16

I would like to create a gzipped file that retains the original file name. For example gzipping "example.txt" should output a gzipped file named "example.txt" rather than "example.txt.gz." Is it possible to do this elegantly with one command (not doing a subsequent mv)?

jamieb
  • 261
  • 4
    I am a bit curious. Why do you want this? It sounds like a bad idea. – Bernhard Mar 21 '13 at 18:41
  • 3
    Yeah. You put 2 whole lines in a bash script and call it "my-elegant-command". ;) – goldilocks Mar 21 '13 at 18:45
  • 2
    @Bernhard It's part of a continuous integration build process for a web app. Static assets (CSS, JS files) need to be compressed without changing the file name. When delivered to the browser a "content-encoding: gzip" header is included so the extension is irrelevant. But if the filename is changed, I have to do a search-and-replace in the source HTML files. – jamieb Mar 21 '13 at 18:45
  • If this is really that much of an issue for you, you could define a bash function that passes $* to the gzip executable and the second line does the mv for you. – Bratchley Mar 21 '13 at 19:08
  • 4
    @your web app problem: any decent webserver can/will do the compressing for you ... – Bananguin Mar 21 '13 at 21:36
  • @Bananguin Yeah, except if you're hosting static files from AWS-S3, then you need to gzip before uploading. – nathan-m Jun 03 '14 at 07:37

6 Answers6

11

I had the same issue, as part of a CI deploy to AWS S3.

This is what I did for recursively gzipping a directory (in place) without the .gz suffix:

find . -type f -exec gzip "{}" \; -exec mv "{}.gz" "{}" \;

Seems clean enough for me. But yeah looks like you need a mv in there somewhere.

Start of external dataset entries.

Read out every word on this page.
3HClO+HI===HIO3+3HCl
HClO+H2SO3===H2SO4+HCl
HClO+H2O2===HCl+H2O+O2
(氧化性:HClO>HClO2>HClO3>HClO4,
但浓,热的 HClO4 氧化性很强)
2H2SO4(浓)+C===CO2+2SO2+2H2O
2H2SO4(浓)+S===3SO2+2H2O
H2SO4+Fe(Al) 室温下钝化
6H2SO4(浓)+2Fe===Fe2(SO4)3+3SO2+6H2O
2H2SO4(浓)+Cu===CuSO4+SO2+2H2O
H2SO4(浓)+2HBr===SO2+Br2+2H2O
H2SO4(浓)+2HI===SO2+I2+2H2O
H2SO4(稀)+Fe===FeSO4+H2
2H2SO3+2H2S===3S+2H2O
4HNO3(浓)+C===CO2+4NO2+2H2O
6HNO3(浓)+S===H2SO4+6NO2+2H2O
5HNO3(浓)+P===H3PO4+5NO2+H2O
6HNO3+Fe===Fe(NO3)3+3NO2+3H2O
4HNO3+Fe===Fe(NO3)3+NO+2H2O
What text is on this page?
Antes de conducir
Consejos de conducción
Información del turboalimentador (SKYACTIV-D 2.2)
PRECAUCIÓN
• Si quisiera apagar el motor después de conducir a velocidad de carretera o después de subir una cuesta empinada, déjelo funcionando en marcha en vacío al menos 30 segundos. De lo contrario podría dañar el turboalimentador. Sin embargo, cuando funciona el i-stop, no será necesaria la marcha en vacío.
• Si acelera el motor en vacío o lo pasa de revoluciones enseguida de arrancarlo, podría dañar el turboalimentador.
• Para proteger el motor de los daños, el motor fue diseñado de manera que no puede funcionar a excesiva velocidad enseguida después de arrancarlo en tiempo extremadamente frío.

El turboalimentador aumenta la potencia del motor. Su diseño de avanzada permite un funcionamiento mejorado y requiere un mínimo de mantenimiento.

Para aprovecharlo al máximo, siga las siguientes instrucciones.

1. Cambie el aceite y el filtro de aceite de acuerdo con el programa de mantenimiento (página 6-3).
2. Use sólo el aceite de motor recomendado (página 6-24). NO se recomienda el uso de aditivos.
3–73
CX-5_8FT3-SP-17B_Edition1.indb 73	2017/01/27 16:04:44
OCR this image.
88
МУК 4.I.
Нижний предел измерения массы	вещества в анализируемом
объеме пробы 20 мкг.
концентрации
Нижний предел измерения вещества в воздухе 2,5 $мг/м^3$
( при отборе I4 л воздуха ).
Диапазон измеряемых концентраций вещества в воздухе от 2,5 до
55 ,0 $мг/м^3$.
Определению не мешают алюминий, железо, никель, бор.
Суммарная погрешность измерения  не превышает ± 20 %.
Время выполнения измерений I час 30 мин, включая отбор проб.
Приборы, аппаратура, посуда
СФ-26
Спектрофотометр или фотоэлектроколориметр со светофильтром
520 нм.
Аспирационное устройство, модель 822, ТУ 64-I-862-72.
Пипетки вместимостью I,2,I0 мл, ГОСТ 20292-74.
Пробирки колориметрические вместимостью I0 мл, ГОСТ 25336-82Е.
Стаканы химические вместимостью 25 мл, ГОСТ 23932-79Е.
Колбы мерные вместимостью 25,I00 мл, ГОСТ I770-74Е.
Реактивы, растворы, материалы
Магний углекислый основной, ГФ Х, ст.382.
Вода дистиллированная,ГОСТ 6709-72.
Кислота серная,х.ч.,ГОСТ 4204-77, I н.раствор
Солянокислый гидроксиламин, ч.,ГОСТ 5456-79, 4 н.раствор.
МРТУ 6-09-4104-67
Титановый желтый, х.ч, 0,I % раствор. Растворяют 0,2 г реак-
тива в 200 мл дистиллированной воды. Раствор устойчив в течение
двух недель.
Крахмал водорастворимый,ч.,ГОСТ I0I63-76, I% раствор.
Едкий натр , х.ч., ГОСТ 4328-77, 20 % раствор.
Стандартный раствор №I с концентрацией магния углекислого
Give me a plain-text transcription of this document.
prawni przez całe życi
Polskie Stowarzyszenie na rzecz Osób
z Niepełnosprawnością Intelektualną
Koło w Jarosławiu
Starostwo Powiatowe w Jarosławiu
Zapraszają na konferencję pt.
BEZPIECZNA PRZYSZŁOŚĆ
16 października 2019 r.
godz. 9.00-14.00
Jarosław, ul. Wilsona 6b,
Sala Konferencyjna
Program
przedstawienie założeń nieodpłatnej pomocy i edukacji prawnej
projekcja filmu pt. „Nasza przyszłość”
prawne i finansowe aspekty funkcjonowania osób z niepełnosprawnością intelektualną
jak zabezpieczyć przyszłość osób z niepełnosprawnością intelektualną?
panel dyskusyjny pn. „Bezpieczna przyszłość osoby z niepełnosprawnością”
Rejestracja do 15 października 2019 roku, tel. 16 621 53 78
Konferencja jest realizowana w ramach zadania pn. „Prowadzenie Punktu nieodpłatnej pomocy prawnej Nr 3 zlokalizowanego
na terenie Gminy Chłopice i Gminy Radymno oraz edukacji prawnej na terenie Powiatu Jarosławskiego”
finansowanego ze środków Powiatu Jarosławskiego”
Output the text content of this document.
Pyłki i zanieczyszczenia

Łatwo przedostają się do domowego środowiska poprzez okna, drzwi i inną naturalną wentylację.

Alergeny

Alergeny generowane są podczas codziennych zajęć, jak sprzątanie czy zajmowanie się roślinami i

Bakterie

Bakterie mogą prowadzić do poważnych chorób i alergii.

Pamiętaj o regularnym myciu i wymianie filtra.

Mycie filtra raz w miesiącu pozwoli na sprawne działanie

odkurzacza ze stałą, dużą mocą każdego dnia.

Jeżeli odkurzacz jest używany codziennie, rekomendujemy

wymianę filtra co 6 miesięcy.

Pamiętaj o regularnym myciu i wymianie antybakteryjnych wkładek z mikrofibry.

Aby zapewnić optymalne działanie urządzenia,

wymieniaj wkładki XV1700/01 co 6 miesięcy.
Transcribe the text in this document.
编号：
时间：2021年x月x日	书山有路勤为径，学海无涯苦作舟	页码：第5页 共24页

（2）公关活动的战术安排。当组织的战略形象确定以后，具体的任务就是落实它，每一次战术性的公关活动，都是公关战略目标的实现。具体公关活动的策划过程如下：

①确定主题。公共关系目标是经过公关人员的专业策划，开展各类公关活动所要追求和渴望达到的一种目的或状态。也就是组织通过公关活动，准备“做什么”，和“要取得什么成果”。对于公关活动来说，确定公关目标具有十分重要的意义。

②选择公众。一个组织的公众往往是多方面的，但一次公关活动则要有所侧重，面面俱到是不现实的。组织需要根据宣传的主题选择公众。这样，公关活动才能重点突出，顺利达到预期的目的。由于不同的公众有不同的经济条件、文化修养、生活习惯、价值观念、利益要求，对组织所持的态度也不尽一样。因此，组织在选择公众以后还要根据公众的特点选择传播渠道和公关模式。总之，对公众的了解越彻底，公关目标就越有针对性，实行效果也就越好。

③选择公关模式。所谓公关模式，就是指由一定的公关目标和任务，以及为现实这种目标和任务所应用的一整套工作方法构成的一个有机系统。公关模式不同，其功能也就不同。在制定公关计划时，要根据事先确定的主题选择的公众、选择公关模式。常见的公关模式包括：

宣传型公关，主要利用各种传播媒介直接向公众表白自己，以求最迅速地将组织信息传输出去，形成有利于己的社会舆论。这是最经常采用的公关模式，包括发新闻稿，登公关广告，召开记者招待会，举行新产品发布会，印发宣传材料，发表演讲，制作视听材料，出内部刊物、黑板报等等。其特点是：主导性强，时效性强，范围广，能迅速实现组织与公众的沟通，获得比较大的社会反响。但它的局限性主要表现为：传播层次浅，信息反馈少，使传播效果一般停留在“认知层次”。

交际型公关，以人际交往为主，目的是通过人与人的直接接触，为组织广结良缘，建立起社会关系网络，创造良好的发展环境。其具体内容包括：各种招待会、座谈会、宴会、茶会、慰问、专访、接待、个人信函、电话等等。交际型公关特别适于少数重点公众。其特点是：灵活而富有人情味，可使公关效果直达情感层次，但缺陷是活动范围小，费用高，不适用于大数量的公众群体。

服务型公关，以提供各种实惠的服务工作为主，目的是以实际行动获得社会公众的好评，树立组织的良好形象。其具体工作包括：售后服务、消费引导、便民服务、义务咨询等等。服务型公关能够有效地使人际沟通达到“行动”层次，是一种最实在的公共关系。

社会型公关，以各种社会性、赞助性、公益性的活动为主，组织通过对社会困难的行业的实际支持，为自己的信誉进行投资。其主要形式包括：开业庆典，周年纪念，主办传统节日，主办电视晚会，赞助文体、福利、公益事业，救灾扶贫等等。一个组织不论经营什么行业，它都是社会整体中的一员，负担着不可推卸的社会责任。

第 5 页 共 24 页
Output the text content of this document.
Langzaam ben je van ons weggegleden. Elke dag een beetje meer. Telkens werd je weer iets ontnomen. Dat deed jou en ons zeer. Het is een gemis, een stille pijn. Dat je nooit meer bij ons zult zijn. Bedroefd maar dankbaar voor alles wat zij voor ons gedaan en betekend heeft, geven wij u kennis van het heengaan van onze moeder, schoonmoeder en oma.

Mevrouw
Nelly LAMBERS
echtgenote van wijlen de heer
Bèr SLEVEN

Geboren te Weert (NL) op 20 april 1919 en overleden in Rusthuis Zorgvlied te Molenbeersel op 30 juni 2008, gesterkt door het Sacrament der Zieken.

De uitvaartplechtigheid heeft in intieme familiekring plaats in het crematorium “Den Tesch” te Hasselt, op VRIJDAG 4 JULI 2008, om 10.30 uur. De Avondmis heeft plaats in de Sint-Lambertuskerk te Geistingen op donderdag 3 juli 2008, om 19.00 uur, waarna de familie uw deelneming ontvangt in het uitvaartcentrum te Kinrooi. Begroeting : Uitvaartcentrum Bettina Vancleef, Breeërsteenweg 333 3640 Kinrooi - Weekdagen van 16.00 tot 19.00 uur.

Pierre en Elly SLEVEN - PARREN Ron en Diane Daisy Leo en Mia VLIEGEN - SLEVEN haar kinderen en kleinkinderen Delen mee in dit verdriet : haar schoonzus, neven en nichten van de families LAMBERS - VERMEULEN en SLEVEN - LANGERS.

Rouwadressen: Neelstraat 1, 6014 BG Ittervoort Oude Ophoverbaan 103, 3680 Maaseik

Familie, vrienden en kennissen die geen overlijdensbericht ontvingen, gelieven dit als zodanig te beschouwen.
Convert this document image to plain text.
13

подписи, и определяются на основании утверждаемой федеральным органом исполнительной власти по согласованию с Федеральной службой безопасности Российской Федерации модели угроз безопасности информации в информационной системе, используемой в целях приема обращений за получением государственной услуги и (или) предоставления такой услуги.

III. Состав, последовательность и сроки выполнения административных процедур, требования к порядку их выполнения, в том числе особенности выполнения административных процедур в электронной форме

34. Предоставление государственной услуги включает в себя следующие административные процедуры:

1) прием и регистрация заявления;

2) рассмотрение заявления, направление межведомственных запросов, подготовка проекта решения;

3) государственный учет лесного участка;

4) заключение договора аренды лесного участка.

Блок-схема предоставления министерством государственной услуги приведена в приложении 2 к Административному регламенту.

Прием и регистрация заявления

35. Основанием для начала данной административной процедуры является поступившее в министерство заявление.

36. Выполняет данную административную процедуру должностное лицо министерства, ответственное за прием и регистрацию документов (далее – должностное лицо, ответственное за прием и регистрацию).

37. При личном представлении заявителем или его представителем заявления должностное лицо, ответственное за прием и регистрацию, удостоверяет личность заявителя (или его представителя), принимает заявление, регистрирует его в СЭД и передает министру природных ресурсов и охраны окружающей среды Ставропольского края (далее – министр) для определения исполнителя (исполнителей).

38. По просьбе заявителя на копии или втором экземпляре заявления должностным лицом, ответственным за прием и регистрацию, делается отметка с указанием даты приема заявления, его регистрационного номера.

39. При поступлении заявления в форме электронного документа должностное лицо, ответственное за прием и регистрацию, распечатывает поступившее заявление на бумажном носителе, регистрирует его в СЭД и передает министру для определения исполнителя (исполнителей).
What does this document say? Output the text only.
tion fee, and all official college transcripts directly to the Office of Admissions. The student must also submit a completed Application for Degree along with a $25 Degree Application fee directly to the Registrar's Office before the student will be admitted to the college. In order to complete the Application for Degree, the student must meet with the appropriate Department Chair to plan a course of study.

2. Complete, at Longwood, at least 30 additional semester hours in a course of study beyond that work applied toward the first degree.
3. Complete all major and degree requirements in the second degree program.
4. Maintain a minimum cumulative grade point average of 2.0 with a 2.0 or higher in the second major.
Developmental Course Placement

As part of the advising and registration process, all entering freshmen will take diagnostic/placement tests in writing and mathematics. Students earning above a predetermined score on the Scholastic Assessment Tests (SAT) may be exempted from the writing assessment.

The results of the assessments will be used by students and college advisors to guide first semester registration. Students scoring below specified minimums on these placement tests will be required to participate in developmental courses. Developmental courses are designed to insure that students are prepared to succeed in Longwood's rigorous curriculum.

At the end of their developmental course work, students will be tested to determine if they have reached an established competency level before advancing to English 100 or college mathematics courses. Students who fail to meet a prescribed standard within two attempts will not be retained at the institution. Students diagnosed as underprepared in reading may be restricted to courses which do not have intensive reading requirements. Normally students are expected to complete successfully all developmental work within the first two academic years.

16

If you're using grunt you could look at grunt-contrib-compress. Some of the grunt tools specifically for deploying to S3 will handle gzip for you, too.

tobek
  • 388
  • 4
  • 11
  • 1
    should be find . -type ... not find. add the space please :) – Humdinger Sep 11 '15 at 17:23
  • If I compress them with this and use the s3 sync command in the aws cli, then it doesn't maintain the gzip content type, and returns the raw mangled gzip content. – Cerin Mar 29 '21 at 02:39
11

This does NOT work:

# echo Hello World > example.txt
# gzip < example.txt > example.txt # WRONG!
# file example.txt
example.txt: gzip compressed data, from Unix, last modified: Thu Mar 21 19:45:29 2013
# gunzip < example.txt
<empty file>

This is a race condition:

# echo Hello World > example.txt
# dd if=example.txt | gzip | dd of=example.txt # still WRONG!
# gunzip < example.txt 
Hello World # may also be empty

The problem is that the > example.txt (or dd of=example.txt for that matter) kills the file before the other process has the chance to read it. So there is no obvious solution, which is why you should stick to mv.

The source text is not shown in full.